The most important low support on this chart remains last month’s low around $10. High resistance meanwhile could occur around the key psychological area of $50. Both of these areas though are quite far away from the current price, so other zones will probably be in greater focus in the immediate future.
Technical indicators on USOIL H4
Moving averages on this daily chart continue to print a sell signal, with all of the 50, 100 and 200 SMAs successively below each other. Only the 50 SMA from Bands has started to react to recent gains by moving upward slightly. The first important resistance from moving averages here is the 100 SMA slightly below $35. If this is breached, an extended consolidation within the value area between it and the 200 SMA is possible.
The slow stochastic (15, 5, 5) prints a strong overbought signal at the time of writing: 98 is very close to the maximum reading. Bollinger Bands (50, 0, 2) as yet do not indicate overbought, though.

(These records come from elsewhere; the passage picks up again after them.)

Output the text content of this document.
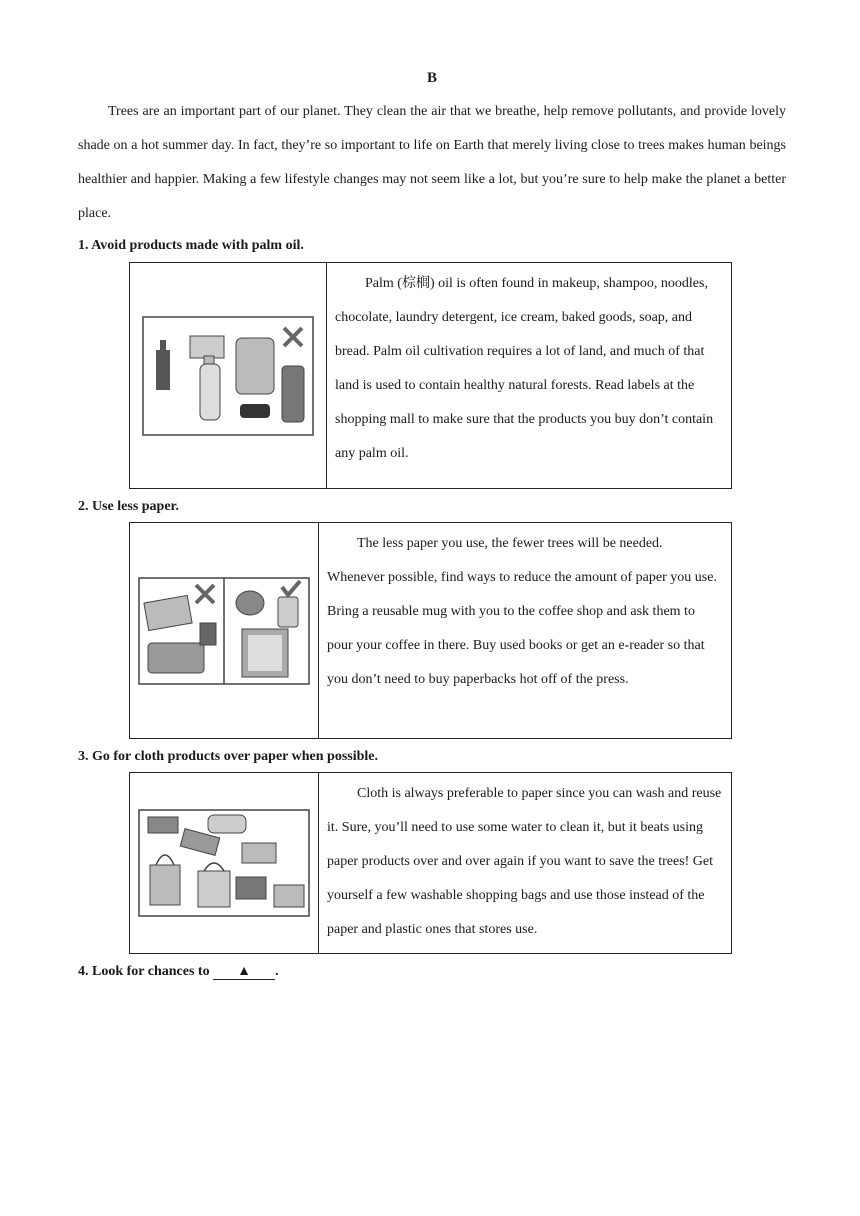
B

Trees are an important part of our planet. They clean the air that we breathe, help remove pollutants, and provide lovely shade on a hot summer day. In fact, they’re so important to life on Earth that merely living close to trees makes human beings healthier and happier. Making a few lifestyle changes may not seem like a lot, but you’re sure to help make the planet a better place.

1. Avoid products made with palm oil.

Palm (棕榈) oil is often found in makeup, shampoo, noodles, chocolate, laundry detergent, ice cream, baked goods, soap, and bread. Palm oil cultivation requires a lot of land, and much of that land is used to contain healthy natural forests. Read labels at the shopping mall to make sure that the products you buy don’t contain any palm oil.

2. Use less paper.

The less paper you use, the fewer trees will be needed. Whenever possible, find ways to reduce the amount of paper you use. Bring a reusable mug with you to the coffee shop and ask them to pour your coffee in there. Buy used books or get an e-reader so that you don’t need to buy paperbacks hot off of the press.

3. Go for cloth products over paper when possible.

Cloth is always preferable to paper since you can wash and reuse it. Sure, you’ll need to use some water to clean it, but it beats using paper products over and over again if you want to save the trees! Get yourself a few washable shopping bags and use those instead of the paper and plastic ones that stores use.

4. Look for chances to ▲ .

Volume so far in May is somewhat lower than around April’s big losses but still relatively high compared to the average before the crisis.
Price action and Fibonacci
The interrupted three soldiers last week and yesterday would usually be taken as signalling ongoing gains sooner or later. The main movement for crude typically lasts a bit longer than forex’s two or three days, but more than four days of consecutive gains is rare, especially within overbought.
Tests of both of the lower zones of the Fibonacci fan have now been clearly successful, so the next target for many short-term buyers is the 61.8% area which price is currently testing. The current zone is likely to be very important because the 61.8% Fibo coincides with the upper deviation of Bands and more importantly the 100 SMA.
Futures on WTI
This chart of futures on light crude oil (NYMEX; continuous with current contract on top) basically coincides with the chart of spot CFDs on crude. Click on the image to magnify. The ‘return to normal’ has been ongoing for most of May so far. Futures have bounced somewhat more strongly from last month’s lows because they touched negative prices briefly.
Volume here remains fairly low compared with spot CFDs. We can also observe price action over the last few periods with reluctance seriously to test $34. This would typically suggest consolidation over the next few periods.
Contango: current situation
Based on these data from the NYMEX, WTI’s contango has contracted significantly over the past fortnight. The annual difference in price is now only slightly more than 10% compared with around 250% at the start of the month.
This still suggests that a degree of recovery is possible into the end of 2020. On the other hand, large movements for the next few months’ contracts are probably over for now. These figures could imply that longer term traders might be returning to crude oil in greater numbers now that prices have generally stabilised.
Technical analysis of USOIL: summary
TA in general suggests that American light oil could continue its recent gains over the next few days. However, significant ongoing upward movement is unlikely. The key data that might change this impression are the API’s crude stocks this evening GMT and the EIA’s tomorrow afternoon. Many traders will also be monitoring Baker Hughes’ count of oil rigs on Friday night. Each of these releases could alter the technical picture significantly if notably divergent from the consensus.